Et le problème parait insoluble car "il n'y a pas de majorité au sein des parlements pour adopter des programmes d'austérité et des coupes budgétaires", note pour sa part une analyse de l'hebdomadaire économique WirtschaftsWoche, pour qui "c'est ce qui rend la situation si dangereuse et si désespérée, et les marchés ont raison d'être nerveux".

"Pourtant, la leçon est la même qu'il y a 15 ans: il n'y a pas d'alternative à la voie douloureuse de la consolidation. Les populistes s'en rendront également compte s'ils devaient assumer des responsabilités", assure l'hebdomadaire.

"Les Français doivent faire des économies, mais… Macron vit comme un roi !", affirme le titre d'un article du tabloïd allemand Bild, faisant référence aux dépenses de l'Élysée qui avaient été épinglées par un rapport de la Cour des comptes en 2024.

"De nombreux Français se demandent: pourquoi devrais-je travailler plus longtemps ou renoncer à des privilèges si le président et son gouvernement de luxe jettent l'argent des contribuables par les fenêtres?

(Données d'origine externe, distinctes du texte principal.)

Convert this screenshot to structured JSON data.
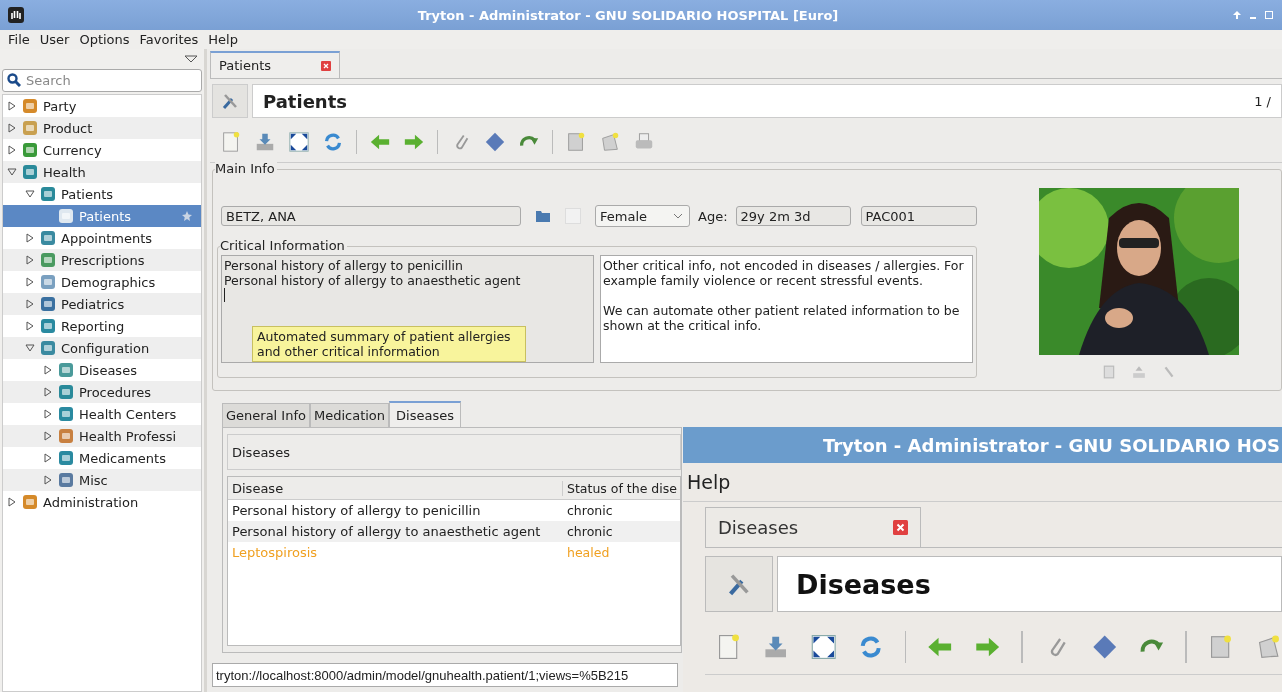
{
  "window": {
    "title": "Tryton - Administrator - GNU SOLIDARIO HOSPITAL [Euro]"
  },
  "menu": [
    {
      "label": "File"
    },
    {
      "label": "User"
    },
    {
      "label": "Options"
    },
    {
      "label": "Favorites"
    },
    {
      "label": "Help"
    }
  ],
  "sidebar": {
    "search": {
      "placeholder": "Search"
    },
    "items": [
      {
        "label": "Party",
        "expanded": false,
        "selected": false
      },
      {
        "label": "Product",
        "expanded": false,
        "selected": false
      },
      {
        "label": "Currency",
        "expanded": false,
        "selected": false
      },
      {
        "label": "Health",
        "expanded": true,
        "selected": false,
        "children": [
          {
            "label": "Patients",
            "expanded": true,
            "selected": false,
            "children": [
              {
                "label": "Patients",
                "selected": true
              }
            ]
          },
          {
            "label": "Appointments",
            "expanded": false,
            "selected": false
          },
          {
            "label": "Prescriptions",
            "expanded": false,
            "selected": false
          },
          {
            "label": "Demographics",
            "expanded": false,
            "selected": false
          },
          {
            "label": "Pediatrics",
            "expanded": false,
            "selected": false
          },
          {
            "label": "Reporting",
            "expanded": false,
            "selected": false
          },
          {
            "label": "Configuration",
            "expanded": true,
            "selected": false,
            "children": [
              {
                "label": "Diseases",
                "expanded": false,
                "selected": false
              },
              {
                "label": "Procedures",
                "expanded": false,
                "selected": false
              },
              {
                "label": "Health Centers",
                "expanded": false,
                "selected": false
              },
              {
                "label": "Health Professi",
                "expanded": false,
                "selected": false
              },
              {
                "label": "Medicaments",
                "expanded": false,
                "selected": false
              },
              {
                "label": "Misc",
                "expanded": false,
                "selected": false
              }
            ]
          }
        ]
      },
      {
        "label": "Administration",
        "expanded": false,
        "selected": false
      }
    ]
  },
  "tabs": [
    {
      "label": "Patients",
      "selected": true
    }
  ],
  "form": {
    "title": "Patients",
    "record_position": "1 /",
    "main_info": {
      "legend": "Main Info",
      "name": "BETZ, ANA",
      "gender": "Female",
      "age_label": "Age:",
      "age": "29y 2m 3d",
      "patient_id": "PAC001",
      "flag_checked": false
    },
    "critical": {
      "legend": "Critical Information",
      "summary_lines": [
        "Personal history of allergy to penicillin",
        "Personal history of allergy to anaesthetic agent"
      ],
      "tooltip": "Automated summary of patient allergies and other critical information",
      "notes": [
        "Other critical info, not encoded in diseases / allergies. For example family violence or recent stressful events.",
        "We can automate other patient related information to be shown at the critical info."
      ]
    },
    "notebook": {
      "tabs": [
        {
          "label": "General Info",
          "selected": false
        },
        {
          "label": "Medication",
          "selected": false
        },
        {
          "label": "Diseases",
          "selected": true
        }
      ],
      "section_label": "Diseases",
      "columns": [
        "Disease",
        "Status of the dise"
      ],
      "rows": [
        {
          "cells": [
            "Personal history of allergy to penicillin",
            "chronic"
          ],
          "color": "#222222"
        },
        {
          "cells": [
            "Personal history of allergy to anaesthetic agent",
            "chronic"
          ],
          "color": "#222222"
        },
        {
          "cells": [
            "Leptospirosis",
            "healed"
          ],
          "color": "#f0a020"
        }
      ]
    }
  },
  "url": "tryton://localhost:8000/admin/model/gnuhealth.patient/1;views=%5B215",
  "second_window": {
    "title": "Tryton - Administrator - GNU SOLIDARIO HOS",
    "menu": [
      {
        "label": "Help"
      }
    ],
    "tabs": [
      {
        "label": "Diseases",
        "selected": true
      }
    ],
    "form_title": "Diseases"
  }
}
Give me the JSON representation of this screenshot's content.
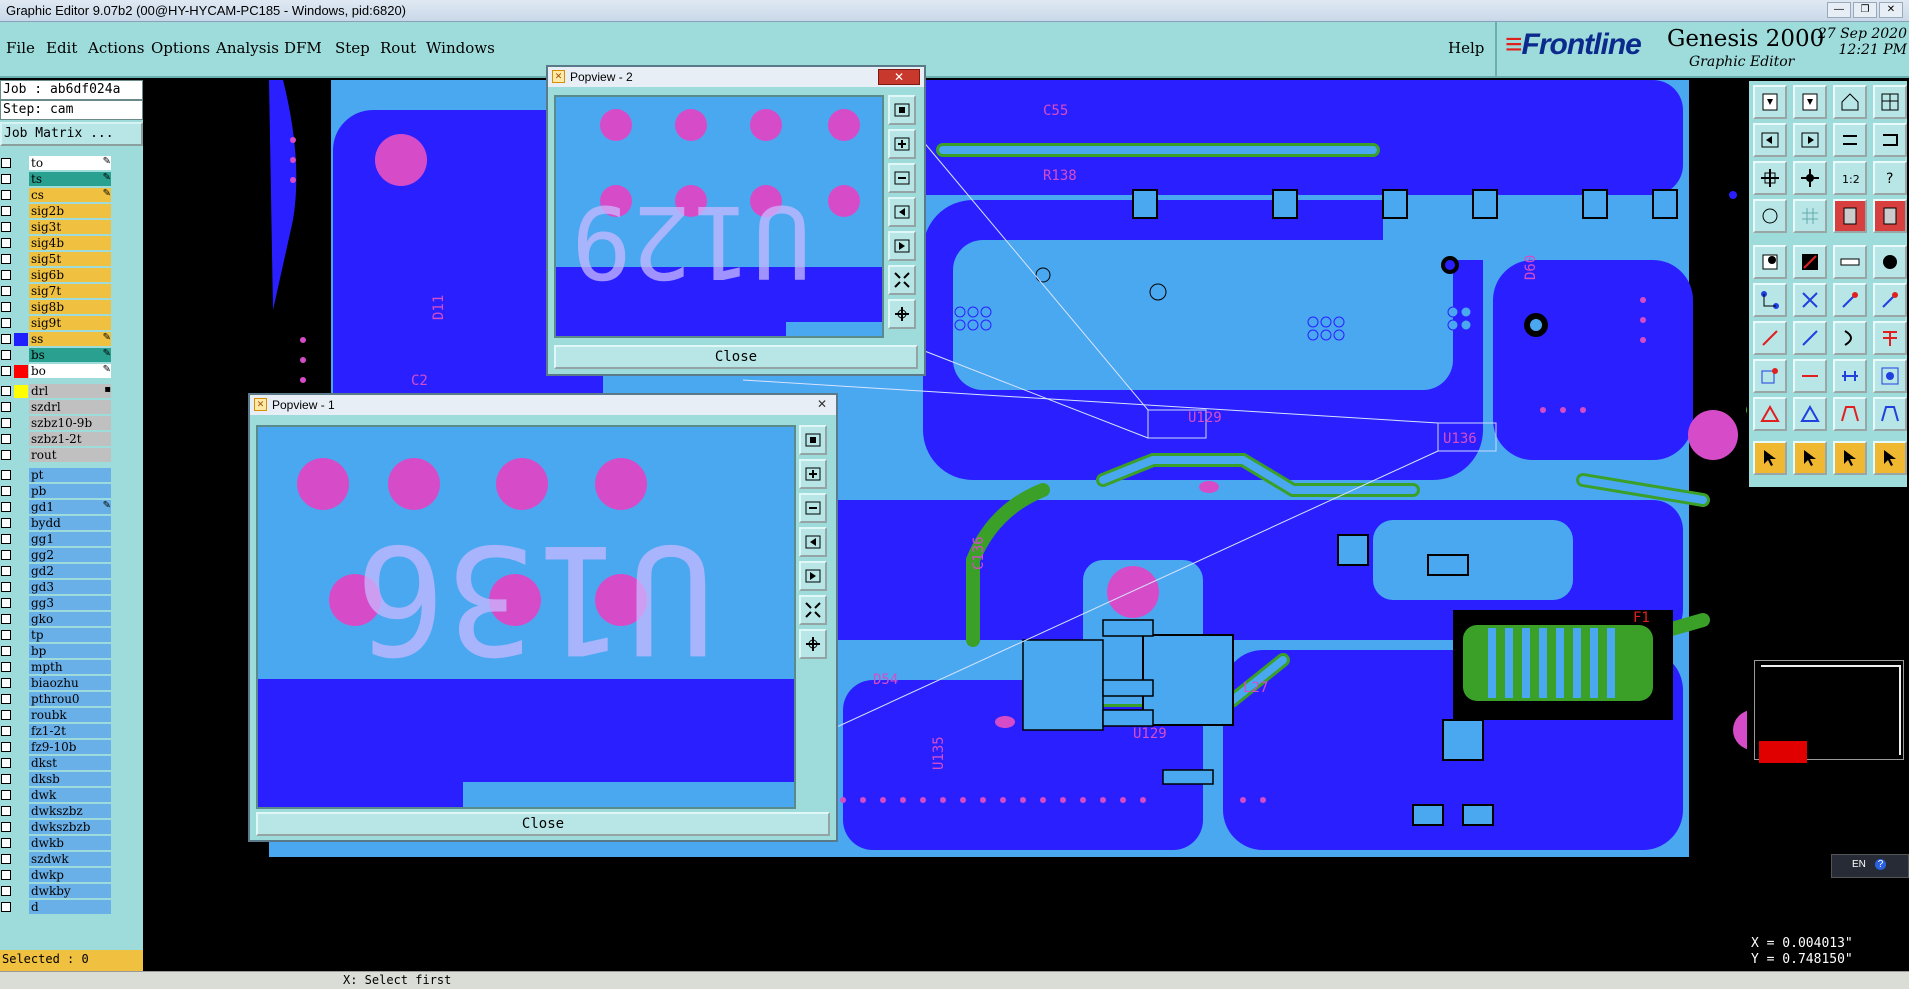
{
  "window_title": "Graphic Editor 9.07b2 (00@HY-HYCAM-PC185 - Windows, pid:6820)",
  "menu": {
    "file": "File",
    "edit": "Edit",
    "actions": "Actions",
    "options": "Options",
    "analysis": "Analysis",
    "dfm": "DFM",
    "step": "Step",
    "rout": "Rout",
    "windows": "Windows",
    "help": "Help"
  },
  "brand": {
    "logo_a": "Fr",
    "logo_b": "ontline",
    "product": "Genesis 2000",
    "subtitle": "Graphic Editor",
    "date": "27 Sep 2020",
    "time": "12:21 PM"
  },
  "left": {
    "job": "Job : ab6df024a",
    "step": "Step: cam",
    "job_matrix": "Job Matrix ...",
    "selected": "Selected : 0"
  },
  "layers": [
    {
      "name": "to",
      "swatch": "",
      "bg": "#ffffff",
      "mark": "✎"
    },
    {
      "name": "ts",
      "swatch": "",
      "bg": "#2aa090",
      "mark": "✎"
    },
    {
      "name": "cs",
      "swatch": "",
      "bg": "#f0c040",
      "mark": "✎"
    },
    {
      "name": "sig2b",
      "swatch": "",
      "bg": "#f0c040",
      "mark": ""
    },
    {
      "name": "sig3t",
      "swatch": "",
      "bg": "#f0c040",
      "mark": ""
    },
    {
      "name": "sig4b",
      "swatch": "",
      "bg": "#f0c040",
      "mark": ""
    },
    {
      "name": "sig5t",
      "swatch": "",
      "bg": "#f0c040",
      "mark": ""
    },
    {
      "name": "sig6b",
      "swatch": "",
      "bg": "#f0c040",
      "mark": ""
    },
    {
      "name": "sig7t",
      "swatch": "",
      "bg": "#f0c040",
      "mark": ""
    },
    {
      "name": "sig8b",
      "swatch": "",
      "bg": "#f0c040",
      "mark": ""
    },
    {
      "name": "sig9t",
      "swatch": "",
      "bg": "#f0c040",
      "mark": ""
    },
    {
      "name": "ss",
      "swatch": "#2020ff",
      "bg": "#f0c040",
      "mark": "✎"
    },
    {
      "name": "bs",
      "swatch": "",
      "bg": "#2aa090",
      "mark": "✎"
    },
    {
      "name": "bo",
      "swatch": "#ff0000",
      "bg": "#ffffff",
      "mark": "✎"
    },
    {
      "name": "drl",
      "swatch": "#ffff00",
      "bg": "#c0c0c0",
      "mark": "▪"
    },
    {
      "name": "szdrl",
      "swatch": "",
      "bg": "#c0c0c0",
      "mark": ""
    },
    {
      "name": "szbz10-9b",
      "swatch": "",
      "bg": "#c0c0c0",
      "mark": ""
    },
    {
      "name": "szbz1-2t",
      "swatch": "",
      "bg": "#c0c0c0",
      "mark": ""
    },
    {
      "name": "rout",
      "swatch": "",
      "bg": "#c0c0c0",
      "mark": ""
    },
    {
      "name": "pt",
      "swatch": "",
      "bg": "#6ab0e8",
      "mark": ""
    },
    {
      "name": "pb",
      "swatch": "",
      "bg": "#6ab0e8",
      "mark": ""
    },
    {
      "name": "gd1",
      "swatch": "",
      "bg": "#6ab0e8",
      "mark": "✎"
    },
    {
      "name": "bydd",
      "swatch": "",
      "bg": "#6ab0e8",
      "mark": ""
    },
    {
      "name": "gg1",
      "swatch": "",
      "bg": "#6ab0e8",
      "mark": ""
    },
    {
      "name": "gg2",
      "swatch": "",
      "bg": "#6ab0e8",
      "mark": ""
    },
    {
      "name": "gd2",
      "swatch": "",
      "bg": "#6ab0e8",
      "mark": ""
    },
    {
      "name": "gd3",
      "swatch": "",
      "bg": "#6ab0e8",
      "mark": ""
    },
    {
      "name": "gg3",
      "swatch": "",
      "bg": "#6ab0e8",
      "mark": ""
    },
    {
      "name": "gko",
      "swatch": "",
      "bg": "#6ab0e8",
      "mark": ""
    },
    {
      "name": "tp",
      "swatch": "",
      "bg": "#6ab0e8",
      "mark": ""
    },
    {
      "name": "bp",
      "swatch": "",
      "bg": "#6ab0e8",
      "mark": ""
    },
    {
      "name": "mpth",
      "swatch": "",
      "bg": "#6ab0e8",
      "mark": ""
    },
    {
      "name": "biaozhu",
      "swatch": "",
      "bg": "#6ab0e8",
      "mark": ""
    },
    {
      "name": "pthrou0",
      "swatch": "",
      "bg": "#6ab0e8",
      "mark": ""
    },
    {
      "name": "roubk",
      "swatch": "",
      "bg": "#6ab0e8",
      "mark": ""
    },
    {
      "name": "fz1-2t",
      "swatch": "",
      "bg": "#6ab0e8",
      "mark": ""
    },
    {
      "name": "fz9-10b",
      "swatch": "",
      "bg": "#6ab0e8",
      "mark": ""
    },
    {
      "name": "dkst",
      "swatch": "",
      "bg": "#6ab0e8",
      "mark": ""
    },
    {
      "name": "dksb",
      "swatch": "",
      "bg": "#6ab0e8",
      "mark": ""
    },
    {
      "name": "dwk",
      "swatch": "",
      "bg": "#6ab0e8",
      "mark": ""
    },
    {
      "name": "dwkszbz",
      "swatch": "",
      "bg": "#6ab0e8",
      "mark": ""
    },
    {
      "name": "dwkszbzb",
      "swatch": "",
      "bg": "#6ab0e8",
      "mark": ""
    },
    {
      "name": "dwkb",
      "swatch": "",
      "bg": "#6ab0e8",
      "mark": ""
    },
    {
      "name": "szdwk",
      "swatch": "",
      "bg": "#6ab0e8",
      "mark": ""
    },
    {
      "name": "dwkp",
      "swatch": "",
      "bg": "#6ab0e8",
      "mark": ""
    },
    {
      "name": "dwkby",
      "swatch": "",
      "bg": "#6ab0e8",
      "mark": ""
    },
    {
      "name": "d",
      "swatch": "",
      "bg": "#6ab0e8",
      "mark": ""
    }
  ],
  "popview1": {
    "title": "Popview - 1",
    "close": "Close",
    "label": "U136"
  },
  "popview2": {
    "title": "Popview - 2",
    "close": "Close",
    "label": "U129"
  },
  "board_labels": {
    "c55": "C55",
    "r138": "R138",
    "d60": "D60",
    "d11": "D11",
    "c2": "C2",
    "c136": "C136",
    "d54": "D54",
    "u129": "U129",
    "u135": "U135",
    "l27": "L27",
    "f1": "F1"
  },
  "ime": "EN",
  "coords": {
    "x": "X = 0.004013\"",
    "y": "Y = 0.748150\""
  },
  "status": "X:   Select first"
}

Car le fait est que le palais est considéré comme un lieu de gaspillage, et ce depuis des années", interpelle-t-on.

L'Italie craint la contagion

De l'autre côté des Alpes, en Italie, on appelle à la prudence. "Compte tenu des tensions politiques récurrentes entre le gouvernement italien et l'exécutif français, certains en Italie pourraient accueillir un tel événement avec une satisfaction silencieuse", alors que la France emprunte désormais aussi cher que l'Italie sur le marché de la dette, observe un récent article du quotidien italien Corriere della Sera, pour qui cela témoigne de la "crédibilité" du voisin transalpin qui, ces dernières années, "a eu un gouvernement stable" avec "une ligne budgétaire prudente".

"Mais les célébrations s'arrêtent là", car "une crise politique, budgétaire et de marché en France devrait inquiéter les classes dirigeantes en Italie", insiste-t-on, car "il est pratiquement impossible de séparer le destin financier des deux pays".

"Si Paris devenait vraiment l'épicentre d'une nouvelle crise de la dette souveraine en Europe, l'Italie serait la première à être exposée à la contagion", craint-on, car les investisseurs "se demanderaient où se cachent des risques similaires aujourd’hui en Europe". Par ailleurs, la France est un marché que l'Italie "ne peut se permettre de perdre ou de voir dépérir", alors que le commerce mondial est chahuté par les États-Unis et la Chine. "Le marché transalpin est donc fondamental et une crise financière l'attaquerait comme un virus très dangereux", affirme le quotidien italien.

L'inquiétude est partagée sur le versant sud des Pyrénées, où l'on pointe la responsabilité des forces politiques. "La plupart des partis s'accordent à dire que la situation est grave, mais aucun ne parvient à trouver une solution au problème", souligne un éditorial publié par le quotidien espagnol El Pais, pour qui "l'image que renvoie la France de Macron est celle de l'impuissance et de l'échec".

Chaque force politique "semble campée sur ses positions et n'est disposée à aucune négociation, surtout parce que cela impliquerait de faire des concessions". "Le spectacle offert par la France de Macron est celui d'un funambule qui doit marcher avec sa proposition sur un fil suspendu dans les airs tandis que, en bas, les autres partis rugissent pour le faire tomber", analyse ce même éditorial.